Some years ago I held a part-time office job. “Good morning, Joe!” was my customary greeting to my co-worker, a middle-aged, good, but incredibly grumpy man.
For the first three months of our acquaintance, his invariable reply was, “What’s so good about it?”
The first time he said it, it was like a slap in the face. Something right around the region of my heart actually hurt. “How utterly
rude, ruthless, and uncouth,” I thought.
Nevertheless, I resolved to continue trumpeting my “Good morning!” every day with the same cheery intonation.
One day I faced him: “Listen, Joe, when I say ‘Good morning,’ I mean it. You know, I truly, really wish you a good morning.”
He began to mellow after that, and one day, behold! the incredible happened: He actually returned my good wishes.
Yes, the problem and I had met before.
Many a time, I had come across people in the work force who were by no means bad, ruthless, or uncouth, but whose deep-rooted philosophy regarding manners was:
“If you don’t feel like saying it, you are faking it. Well, I’m
not a phony, so I won’t say it.”
Incredibly enough, a large sector of our society today, especially among the young, seems pervaded by this outlook. To be polite,
to exercise good manners, to be attentive to others, is deemed prudish, unreal, “out of touch, fake.
Let’s go back to a time when manners were considered essential for good interaction with our fellow human beings.
From the time we were about five years old, mother was always there to make sure we said “hello” when we met someone, that
we rose and offered our seat to elderly ladies on the bus, that we said “happy birthday” at a party to the person whose birthday it was, that we said “thank you” when receiving a favor, and so on.
Later, as we grew a little older, we had to learn to begin and maintain conversations at the table, to greet people a little more extensively, to write acknowledgements and thank-you notes.
Believe me, the first time I had to say “happy birthday” to someone, I didn’t feel like saying it one bit. Every time I had to
stand up and let an old lady sit in my seat, I wished that she hadn’t come in at all, and many a time I felt rather like sticking my
tongue out at someone rather than saying the sweetest possible “Hello, how are you today?”
I certainly didn’t care what the answer to that question might be either.
But I had a good, old-fashioned mother, and she kept making me do it and correcting me when I failed to do so. And you know
After about fifteen years on this earth, a habit began to form.
And once the habit was formed, it came easily. And once if became easy, it was actually a pleasure...and I felt civilized!
One day, reading a story of a lady who, having had a very hard childhood, had developed several problems, I found the formula
for the problem.
She recounted her turbulent life and then described how she tried to truly start anew.
She only really began to feel that she was mending when she decided to help others even less fortunate than herself.
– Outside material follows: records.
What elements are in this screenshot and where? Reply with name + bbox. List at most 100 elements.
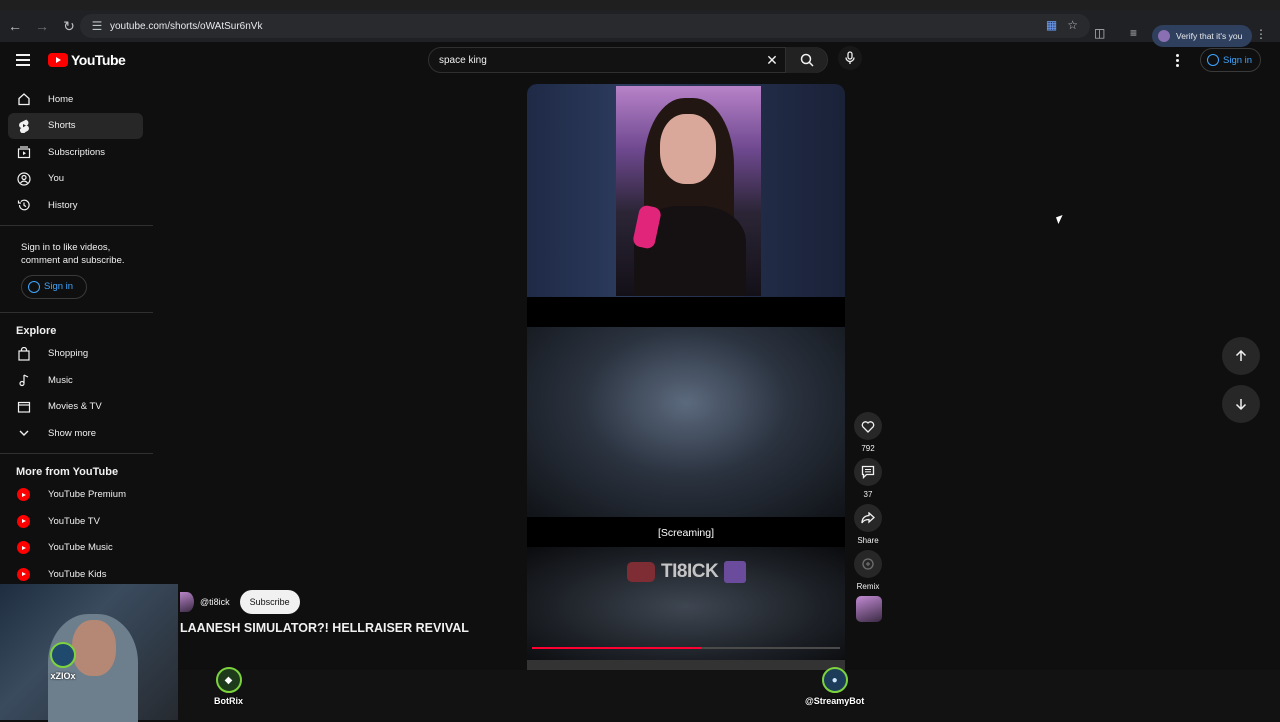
logo-text: YouTube <box>71 52 126 68</box>
streamer-name: xZIOx <box>50 671 76 681</box>
channel-avatar[interactable] <box>856 596 882 622</box>
sidebar-sign-in-button[interactable]: Sign in <box>21 274 87 299</box>
search-icon <box>800 53 814 67</box>
forward-icon[interactable]: → <box>30 14 54 38</box>
site-info-icon[interactable]: ☰ <box>86 19 108 33</box>
search-input[interactable]: space king <box>439 55 759 66</box>
browser-tab-strip <box>0 0 1280 10</box>
video-title: LAANESH SIMULATOR?! HELLRAISER REVIVAL <box>180 621 469 635</box>
remix-button[interactable] <box>854 550 882 578</box>
sidebar-item-youtube-tv[interactable]: YouTube TV <box>8 508 143 535</box>
translate-icon[interactable]: ▦ <box>1046 18 1057 32</box>
sign-in-message: Sign in to like videos, comment and subs… <box>21 241 125 267</box>
address-bar[interactable]: ☰ youtube.com/shorts/oWAtSur6nVk ▦ ☆ <box>80 14 1090 38</box>
channel-avatar-small[interactable] <box>180 592 194 612</box>
header-sign-in-label: Sign in <box>1223 54 1253 66</box>
sidebar-divider <box>0 311 153 313</box>
subscribe-button[interactable]: Subscribe <box>239 590 300 614</box>
streamer-webcam: xZIOx <box>0 584 178 722</box>
mouse-cursor-icon <box>1056 215 1065 224</box>
sidebar-item-shopping[interactable]: Shopping <box>8 341 143 368</box>
watermark-text: TI8ICK <box>661 561 719 582</box>
sidebar-item-label: YouTube Premium <box>48 489 126 501</box>
botrix-avatar: ◆ <box>215 667 242 693</box>
sidebar-divider <box>0 452 153 454</box>
shopping-icon <box>16 346 31 361</box>
sidebar: Home Shorts Subscriptions You History Si… <box>0 86 153 588</box>
sidebar-item-label: Show more <box>48 427 97 439</box>
sidebar-item-subscriptions[interactable]: Subscriptions <box>8 139 143 166</box>
sidebar-item-label: Subscriptions <box>48 146 106 158</box>
youtube-kids-icon <box>17 567 30 581</box>
menu-icon[interactable] <box>16 54 30 69</box>
game-scene <box>527 327 845 517</box>
youtube-logo[interactable]: YouTube <box>48 52 126 68</box>
video-progress-bar[interactable] <box>532 647 840 649</box>
more-from-youtube-heading: More from YouTube <box>16 465 119 478</box>
sidebar-item-home[interactable]: Home <box>8 86 143 113</box>
search-box[interactable]: space king ✕ <box>428 47 828 73</box>
sidebar-item-music[interactable]: Music <box>8 367 143 394</box>
streamer-avatar <box>50 642 76 668</box>
settings-kebab-icon[interactable] <box>1176 54 1180 69</box>
heart-icon <box>861 420 875 433</box>
sidebar-item-label: History <box>48 199 78 211</box>
sidebar-item-shorts[interactable]: Shorts <box>8 112 143 139</box>
back-icon[interactable]: ← <box>3 14 27 38</box>
next-short-preview <box>527 660 845 670</box>
reading-list-icon[interactable]: ≡ <box>1130 26 1137 40</box>
extensions-icon[interactable]: ◫ <box>1094 26 1105 40</box>
video-band <box>527 297 845 327</box>
video-caption: [Screaming] <box>657 527 715 539</box>
streamer-video <box>616 86 761 296</box>
like-button[interactable] <box>854 412 882 440</box>
shorts-player[interactable]: [Screaming] TI8ICK <box>527 84 845 670</box>
youtube-premium-icon <box>17 488 30 502</box>
voice-search-button[interactable] <box>838 46 862 70</box>
url-text[interactable]: youtube.com/shorts/oWAtSur6nVk <box>110 21 262 32</box>
streamybot-badge: ● @StreamyBot <box>805 667 864 706</box>
sidebar-sign-in-label: Sign in <box>44 281 74 292</box>
channel-name[interactable]: @ti8ick <box>200 597 230 607</box>
sidebar-item-label: You <box>48 173 65 185</box>
profile-avatar <box>1158 30 1170 42</box>
shorts-actions: 792 37 Share Remix <box>852 412 886 622</box>
sidebar-item-youtube-premium[interactable]: YouTube Premium <box>8 482 143 509</box>
remix-icon <box>862 558 874 570</box>
botrix-badge: ◆ BotRix <box>214 667 243 706</box>
sidebar-item-you[interactable]: You <box>8 166 143 193</box>
search-button[interactable] <box>785 47 827 73</box>
arrow-up-icon <box>1235 349 1247 361</box>
youtube-music-icon <box>17 541 30 555</box>
previous-short-button[interactable] <box>1222 337 1260 375</box>
reload-icon[interactable]: ↻ <box>57 14 81 38</box>
you-icon <box>16 171 31 186</box>
sidebar-item-history[interactable]: History <box>8 192 143 219</box>
sidebar-divider <box>0 224 153 226</box>
sidebar-show-more[interactable]: Show more <box>8 420 143 447</box>
bookmark-star-icon[interactable]: ☆ <box>1067 18 1078 32</box>
twitch-watermark-icon <box>724 561 747 583</box>
sidebar-item-label: YouTube Kids <box>48 568 107 580</box>
like-count: 792 <box>861 444 875 453</box>
webcam-face <box>72 620 116 676</box>
sidebar-item-label: Movies & TV <box>48 401 102 413</box>
browser-menu-icon[interactable]: ⋮ <box>1255 27 1267 41</box>
share-button[interactable] <box>854 504 882 532</box>
shorts-icon <box>16 118 31 134</box>
comment-count: 37 <box>863 490 873 499</box>
next-short-button[interactable] <box>1222 385 1260 423</box>
explore-heading: Explore <box>16 324 57 337</box>
header-sign-in-button[interactable]: Sign in <box>1200 48 1262 72</box>
sidebar-item-youtube-music[interactable]: YouTube Music <box>8 535 143 562</box>
sidebar-item-label: Home <box>48 93 74 105</box>
channel-watermark: TI8ICK <box>627 561 747 583</box>
comments-button[interactable] <box>854 458 882 486</box>
sidebar-item-movies[interactable]: Movies & TV <box>8 394 143 421</box>
clear-search-icon[interactable]: ✕ <box>759 52 785 69</box>
history-icon <box>16 198 31 213</box>
youtube-play-icon <box>48 53 68 67</box>
streamybot-avatar: ● <box>821 667 848 693</box>
comment-icon <box>861 465 875 479</box>
account-icon <box>28 280 40 293</box>
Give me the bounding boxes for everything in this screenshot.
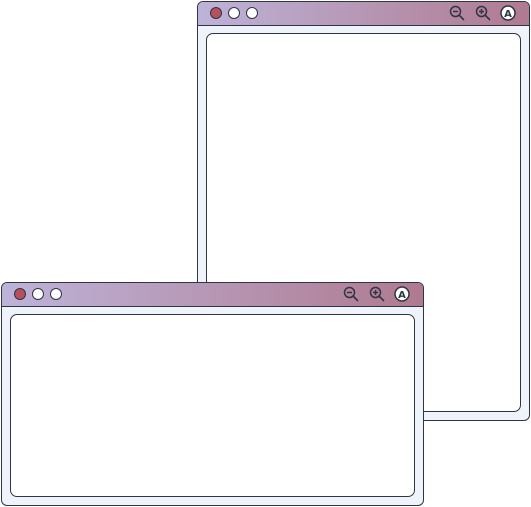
close-dot[interactable] [14,288,26,300]
window-titlebar[interactable]: A [2,283,423,307]
maximize-dot[interactable] [50,288,62,300]
font-icon[interactable]: A [394,286,410,302]
font-icon-glyph: A [504,9,512,20]
browser-window-front: A [1,282,424,506]
zoom-in-icon[interactable] [475,5,491,21]
zoom-out-icon[interactable] [449,5,465,21]
minimize-dot[interactable] [228,7,240,19]
zoom-in-icon[interactable] [369,286,385,302]
font-icon[interactable]: A [500,5,516,21]
font-icon-glyph: A [398,290,406,301]
maximize-dot[interactable] [246,7,258,19]
window-titlebar[interactable]: A [198,2,529,26]
content-area[interactable] [10,314,415,497]
zoom-out-icon[interactable] [343,286,359,302]
minimize-dot[interactable] [32,288,44,300]
close-dot[interactable] [210,7,222,19]
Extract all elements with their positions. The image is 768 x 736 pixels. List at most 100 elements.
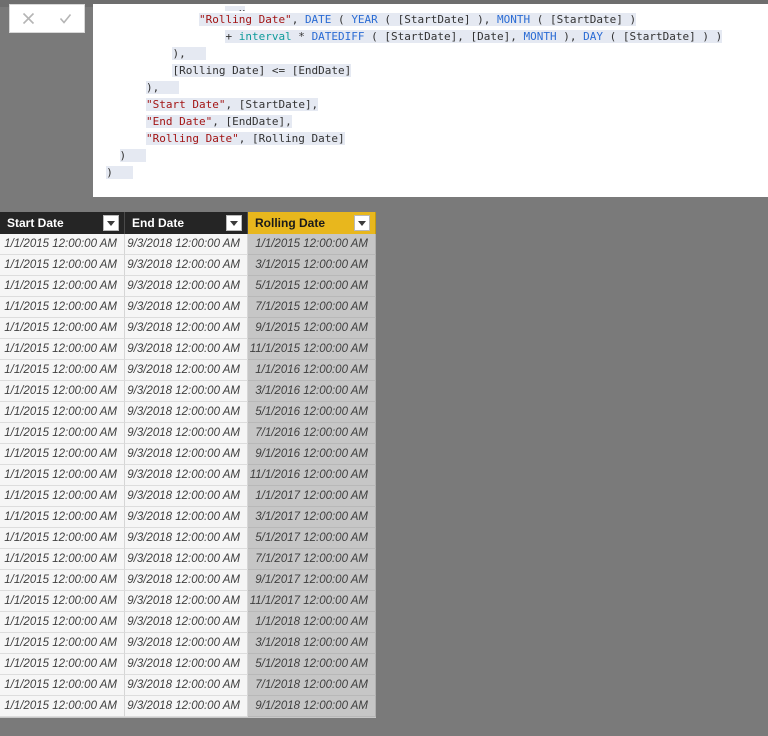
table-cell[interactable]: 7/1/2015 12:00:00 AM [248,297,376,318]
grid-body[interactable]: 1/1/2015 12:00:00 AM 9/3/2018 12:00:00 AM… [0,234,376,717]
table-cell[interactable]: 1/1/2015 12:00:00 AM [0,297,125,318]
table-cell[interactable]: 1/1/2015 12:00:00 AM [0,696,125,717]
table-cell[interactable]: 9/1/2018 12:00:00 AM [248,696,376,717]
table-cell[interactable]: 9/3/2018 12:00:00 AM [125,486,248,507]
table-row[interactable]: 1/1/2015 12:00:00 AM 9/3/2018 12:00:00 AM… [0,549,376,570]
table-cell[interactable]: 1/1/2015 12:00:00 AM [0,444,125,465]
table-cell[interactable]: 9/3/2018 12:00:00 AM [125,696,248,717]
table-cell[interactable]: 9/3/2018 12:00:00 AM [125,381,248,402]
commit-button[interactable] [51,6,81,32]
table-cell[interactable]: 1/1/2015 12:00:00 AM [0,255,125,276]
table-cell[interactable]: 9/3/2018 12:00:00 AM [125,444,248,465]
table-cell[interactable]: 1/1/2015 12:00:00 AM [0,591,125,612]
table-cell[interactable]: 1/1/2015 12:00:00 AM [0,486,125,507]
table-row[interactable]: 1/1/2015 12:00:00 AM 9/3/2018 12:00:00 AM… [0,423,376,444]
table-cell[interactable]: 11/1/2017 12:00:00 AM [248,591,376,612]
table-cell[interactable]: 9/3/2018 12:00:00 AM [125,549,248,570]
table-cell[interactable]: 1/1/2016 12:00:00 AM [248,360,376,381]
table-cell[interactable]: 3/1/2016 12:00:00 AM [248,381,376,402]
table-cell[interactable]: 7/1/2017 12:00:00 AM [248,549,376,570]
table-row[interactable]: 1/1/2015 12:00:00 AM 9/3/2018 12:00:00 AM… [0,654,376,675]
table-cell[interactable]: 1/1/2015 12:00:00 AM [0,528,125,549]
table-cell[interactable]: 1/1/2015 12:00:00 AM [0,654,125,675]
table-row[interactable]: 1/1/2015 12:00:00 AM 9/3/2018 12:00:00 AM… [0,339,376,360]
table-cell[interactable]: 9/3/2018 12:00:00 AM [125,507,248,528]
table-cell[interactable]: 1/1/2015 12:00:00 AM [0,339,125,360]
table-row[interactable]: 1/1/2015 12:00:00 AM 9/3/2018 12:00:00 AM… [0,465,376,486]
table-cell[interactable]: 1/1/2015 12:00:00 AM [0,612,125,633]
chevron-down-icon[interactable] [103,215,119,231]
table-cell[interactable]: 9/1/2016 12:00:00 AM [248,444,376,465]
table-cell[interactable]: 1/1/2015 12:00:00 AM [0,318,125,339]
dax-formula-editor[interactable]: , x "Rolling Date", DATE ( YEAR ( [Start… [93,4,768,197]
column-header-end-date[interactable]: End Date [125,212,248,234]
dax-formula-code[interactable]: , x "Rolling Date", DATE ( YEAR ( [Start… [93,4,768,181]
table-cell[interactable]: 1/1/2017 12:00:00 AM [248,486,376,507]
data-preview-grid[interactable]: Start Date End Date Rolling Date 1/1/2015 … [0,212,376,718]
table-row[interactable]: 1/1/2015 12:00:00 AM 9/3/2018 12:00:00 AM… [0,528,376,549]
table-row[interactable]: 1/1/2015 12:00:00 AM 9/3/2018 12:00:00 AM… [0,696,376,717]
table-cell[interactable]: 9/3/2018 12:00:00 AM [125,276,248,297]
table-row[interactable]: 1/1/2015 12:00:00 AM 9/3/2018 12:00:00 AM… [0,612,376,633]
table-cell[interactable]: 1/1/2015 12:00:00 AM [0,234,125,255]
table-cell[interactable]: 5/1/2016 12:00:00 AM [248,402,376,423]
table-cell[interactable]: 9/3/2018 12:00:00 AM [125,234,248,255]
table-cell[interactable]: 9/1/2015 12:00:00 AM [248,318,376,339]
table-cell[interactable]: 9/3/2018 12:00:00 AM [125,255,248,276]
table-cell[interactable]: 1/1/2015 12:00:00 AM [0,402,125,423]
table-cell[interactable]: 9/3/2018 12:00:00 AM [125,297,248,318]
table-row[interactable]: 1/1/2015 12:00:00 AM 9/3/2018 12:00:00 AM… [0,507,376,528]
table-cell[interactable]: 9/3/2018 12:00:00 AM [125,570,248,591]
table-cell[interactable]: 3/1/2018 12:00:00 AM [248,633,376,654]
table-cell[interactable]: 11/1/2015 12:00:00 AM [248,339,376,360]
table-cell[interactable]: 9/1/2017 12:00:00 AM [248,570,376,591]
table-cell[interactable]: 3/1/2017 12:00:00 AM [248,507,376,528]
table-cell[interactable]: 1/1/2018 12:00:00 AM [248,612,376,633]
table-cell[interactable]: 5/1/2017 12:00:00 AM [248,528,376,549]
table-row[interactable]: 1/1/2015 12:00:00 AM 9/3/2018 12:00:00 AM… [0,234,376,255]
table-cell[interactable]: 9/3/2018 12:00:00 AM [125,654,248,675]
table-cell[interactable]: 5/1/2015 12:00:00 AM [248,276,376,297]
table-cell[interactable]: 9/3/2018 12:00:00 AM [125,360,248,381]
table-cell[interactable]: 7/1/2016 12:00:00 AM [248,423,376,444]
table-cell[interactable]: 9/3/2018 12:00:00 AM [125,318,248,339]
table-cell[interactable]: 9/3/2018 12:00:00 AM [125,339,248,360]
table-row[interactable]: 1/1/2015 12:00:00 AM 9/3/2018 12:00:00 AM… [0,633,376,654]
table-cell[interactable]: 9/3/2018 12:00:00 AM [125,465,248,486]
table-row[interactable]: 1/1/2015 12:00:00 AM 9/3/2018 12:00:00 AM… [0,297,376,318]
table-cell[interactable]: 9/3/2018 12:00:00 AM [125,612,248,633]
table-cell[interactable]: 9/3/2018 12:00:00 AM [125,528,248,549]
table-cell[interactable]: 11/1/2016 12:00:00 AM [248,465,376,486]
chevron-down-icon[interactable] [226,215,242,231]
table-row[interactable]: 1/1/2015 12:00:00 AM 9/3/2018 12:00:00 AM… [0,276,376,297]
table-row[interactable]: 1/1/2015 12:00:00 AM 9/3/2018 12:00:00 AM… [0,402,376,423]
table-row[interactable]: 1/1/2015 12:00:00 AM 9/3/2018 12:00:00 AM… [0,570,376,591]
table-row[interactable]: 1/1/2015 12:00:00 AM 9/3/2018 12:00:00 AM… [0,444,376,465]
table-cell[interactable]: 9/3/2018 12:00:00 AM [125,591,248,612]
cancel-button[interactable] [14,6,44,32]
column-header-rolling-date[interactable]: Rolling Date [248,212,376,234]
table-row[interactable]: 1/1/2015 12:00:00 AM 9/3/2018 12:00:00 AM… [0,675,376,696]
table-cell[interactable]: 1/1/2015 12:00:00 AM [0,360,125,381]
table-cell[interactable]: 1/1/2015 12:00:00 AM [0,465,125,486]
table-cell[interactable]: 7/1/2018 12:00:00 AM [248,675,376,696]
table-row[interactable]: 1/1/2015 12:00:00 AM 9/3/2018 12:00:00 AM… [0,255,376,276]
table-row[interactable]: 1/1/2015 12:00:00 AM 9/3/2018 12:00:00 AM… [0,360,376,381]
table-cell[interactable]: 1/1/2015 12:00:00 AM [0,507,125,528]
table-cell[interactable]: 9/3/2018 12:00:00 AM [125,402,248,423]
table-cell[interactable]: 1/1/2015 12:00:00 AM [248,234,376,255]
table-cell[interactable]: 1/1/2015 12:00:00 AM [0,381,125,402]
table-cell[interactable]: 9/3/2018 12:00:00 AM [125,633,248,654]
table-cell[interactable]: 5/1/2018 12:00:00 AM [248,654,376,675]
table-cell[interactable]: 1/1/2015 12:00:00 AM [0,549,125,570]
table-cell[interactable]: 1/1/2015 12:00:00 AM [0,570,125,591]
table-cell[interactable]: 1/1/2015 12:00:00 AM [0,423,125,444]
table-cell[interactable]: 1/1/2015 12:00:00 AM [0,675,125,696]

It was hard at first, because she simply didn’t “feel” like doing it.
But she found that even if she did not feel like anything, she must at least “fake it,” and then, slowly but surely, she began to
feel that it was becoming part of her and that she was “making it.”
Yes, the fostering of good manners takes exactly this formula:
“Fake it till you make it.”
Once I asked Mother, “Mom, what are manners, anyway?” I shall never forget her simple, wisdom-filled answer: “Manners is
thinking of others.”
The reality that we are born a little bit on the barbarian side, far from having inborn good manners, does not justify our ignoring
or mistreating any human being.
Yes, we must be polite, even at the risk of “faking it.” And politeness must be taught, like mathematics, grammar, or music, from a very early age.
Still, a little skeptical voice somewhere inside of us may whisper: “Is all this “faking it” worth it? And, even if I “make it” and become a model citizen, what is the real advantage?”
The great advantage of “making it” is that, to begin, we will cease to feel like islands. No one likes a rude and impolite person.
Therefore, a rude person is automatically isolated.
If we are truly polite, there are a number of untold doors that will open before us. This world, even the most technologically sophisticated environments, is still made up of human beings.
Gas may move a vehicle, electronics may move a computer, but it is kindness that moves a human being.
It is but a short step from politeness to kindness. And from kindness to real caring is only another. And here is the greatest advantage of all: by becoming truly polite we will be well on the road to fulfilling Our Lord’s sublime command: “Love one another as I have loved you” (John 13:34). And we will be on our way to being like Him.